De trein rijdt door

Waar moeten we op voorbereid zijn in de eerste lijn om in de toekomst ons werk goed te kunnen doen? En hoe is het nu voor ons geregeld? Ik zie dat velen er mee worstelen. Wetgeving en plannen vanuit het IZA zijn voor de zorg gelijk, terwijl de organisatie en de positie van de verschillende sectoren heel anders zijn. We willen meedenken over passende zorg, maar niet ieder weet de juiste weg. We komen om in de regelgeving en onze zeggingskracht ten aanzien van de financiers is zwak. Zou het organiseren van regionale samenwerkingsverbanden ons sterker maken en het vertrouwen in zorgverzekeraars vergroten?

Bianca Rootsaert, voorzitter van Paramedisch Platform Nederland, kent de vragen die bij zorgverleners leven rondom de regiotafels. En ze ziet dat het soms schuurt. Men vraagt zich af: ‘Praat je namens mij als je mij vertegenwoordigt? Weet jij genoeg over wat ik doe en wat de impact is van mijn vak? In de Nederlandse (paramedische) zorgsector is het dansen om een pot geld die niet structureel groter gaat worden. De druk erop wel.’

Dat er gelden te verdelen zijn vanuit het IZA is duidelijk. Hoe die verdeeld worden en wat de gevolgen zijn voor de zorg niet.
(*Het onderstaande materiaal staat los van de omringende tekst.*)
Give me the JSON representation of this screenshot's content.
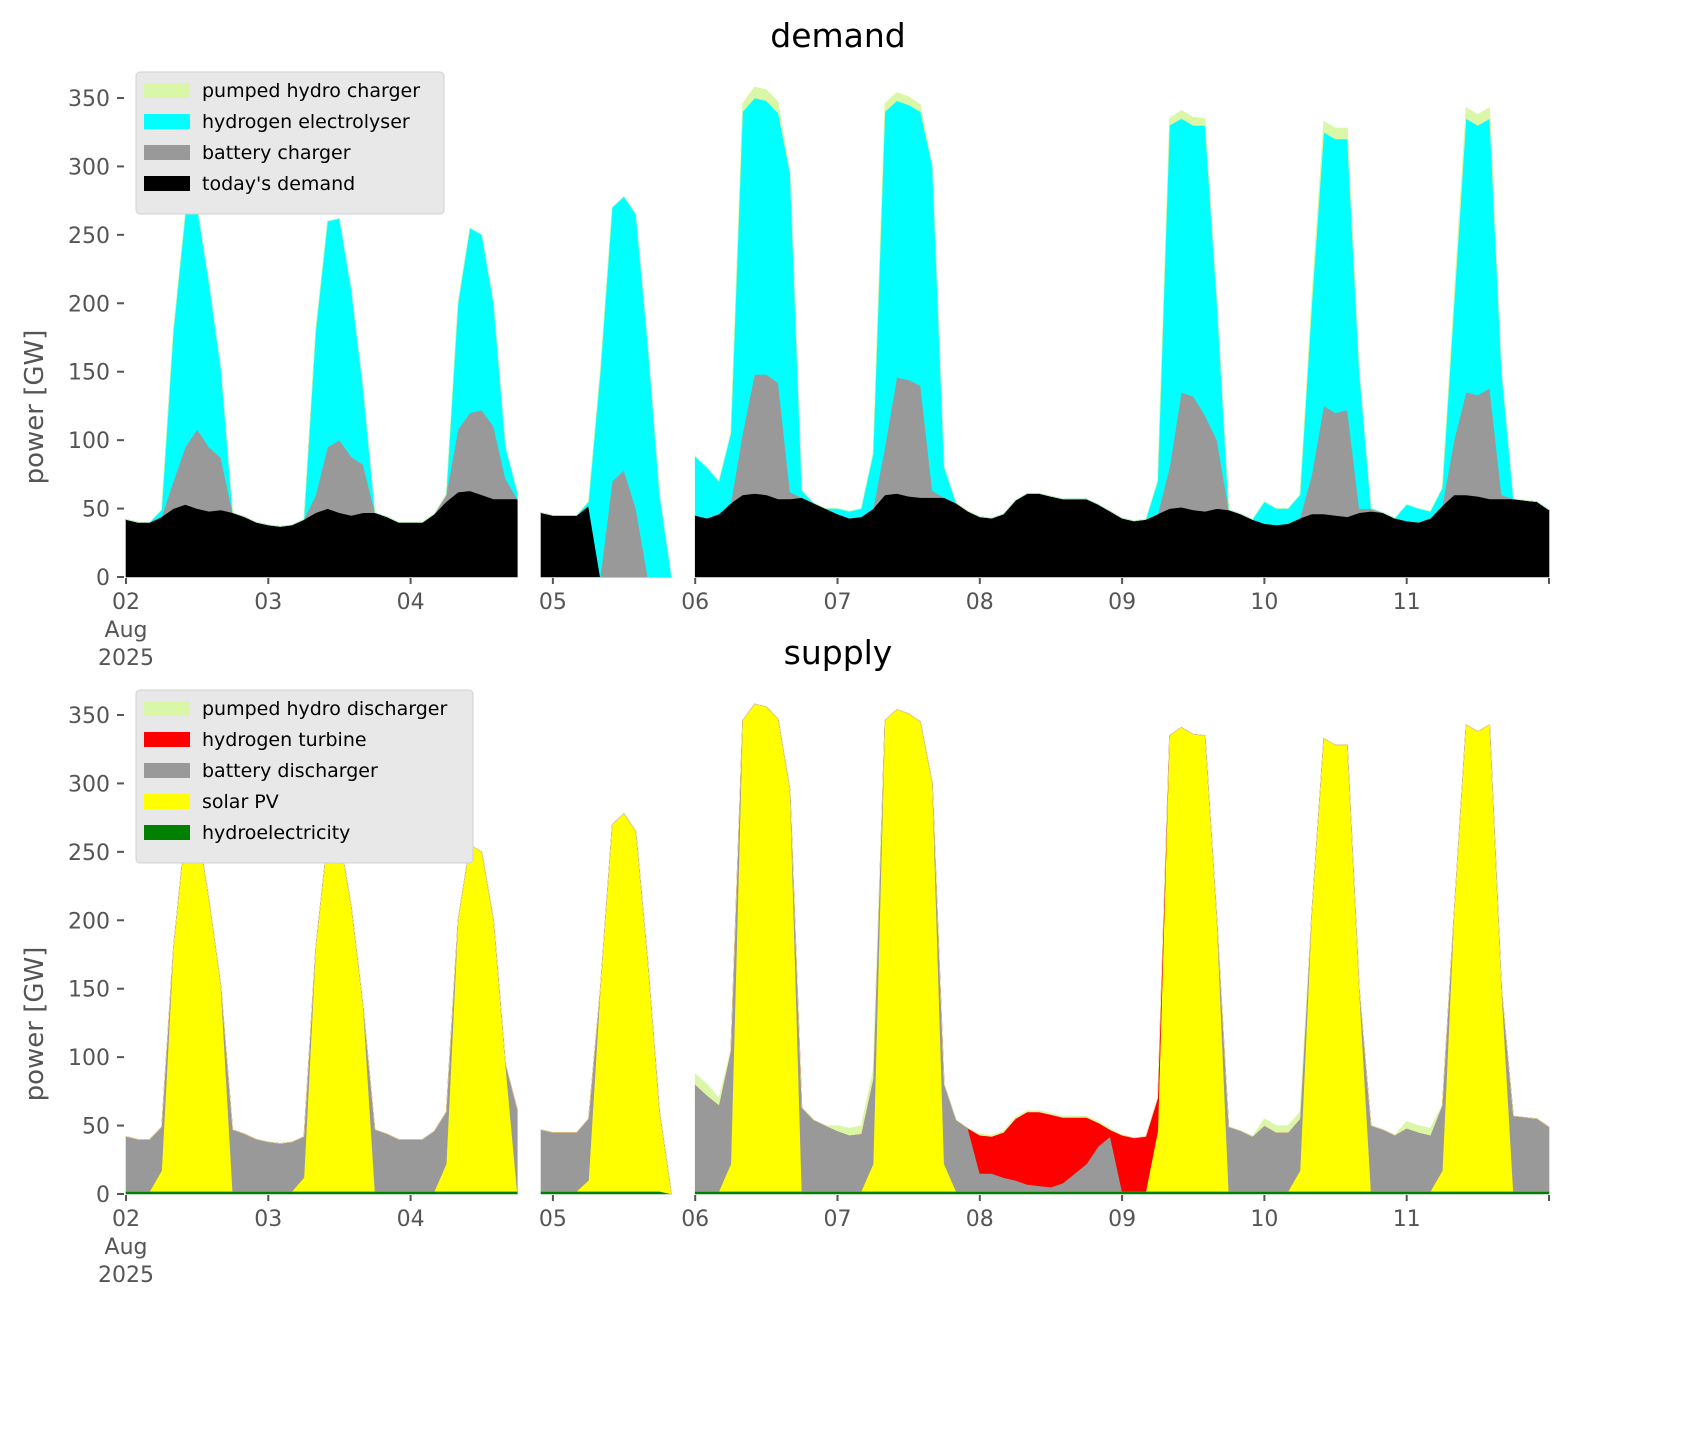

Dat het anders organiseren van de zorg consequenties heeft, zal met een open blik in onderling vertrouwen geregeld moeten worden. Waar kan het minder, waar meer? Samenwerken is belangrijk, maar ook duidelijkheid over de blijvende ondersteuning voor goede zorg. Daar ontbreekt het momenteel aan.

‘Wetgeving en plannen vanuit het IZA zijn voor de zorg gelijk, terwijl de organisatie en de positie van de verschillende sectoren heel anders zijn’

Het geeft veel onzekerheid om als praktijk te merken dat het lijkt of alles in een groter verband geregeld gaat worden. Daarbij komen extra vergadertijd en kosten kijken naast de dagelijkse praktijkvoering. De trein lijkt niet meer te stoppen. Je ziet dat praktijken die eerder zelf zaken hebben opgepakt nu elders moeten aansluiten om de financiering te verkrijgen. Zoals huisarts Bas Moen aangaf over de ouderenzorg.

Ook in andere sectoren worden ervaringen met het IZA gedeeld. Zo gaf zorgbestuurder Jolanda Buwalda mooie voorbeelden van verbinding aan in een gesprek met Aiko de Raaf, Kwartiermaker IZA vanuit VWS. Ze sprak heel inspirerend en had het liever over een Integraal Gezondheids Akkoord. Ze merkte op klaar te zijn met praattafels en projectmoe te zijn. ‘Luister naar de mensen op de werkvloer en geef tijd voor verandering. Zet in op structurele bekostiging. Dan kunnen er hele mooie dingen gebeuren. Het systeem is veel te ingewikkeld en de verantwoordingsplicht te groot.’

Dat het systeem ingewikkeld is, ervaren ook patiënten en wij in de eerste lijn. Er is een veelheid aan regels en het probleem van freerider bij sommige zorgverzekeraars is groot. Ik las dat de Kwartiermaker van VWS nieuwe inzichten had verkregen door dit gesprek. Hopelijk ook over passende bekostiging en over de kritische kanttekeningen bij het systeem. Wanneer het ministerie van VWS die punten ook eindelijk durft aan te pakken, zal het vertrouwen in het IZA kunnen groeien.

We stappen graag in, maar de trein kan niet gewoon doordenderen wanneer er obstakels zijn die eerst uit de weg geruimd moeten worden. En als dat wel gebeurt: wie is dan verantwoordelijk voor ongelukken?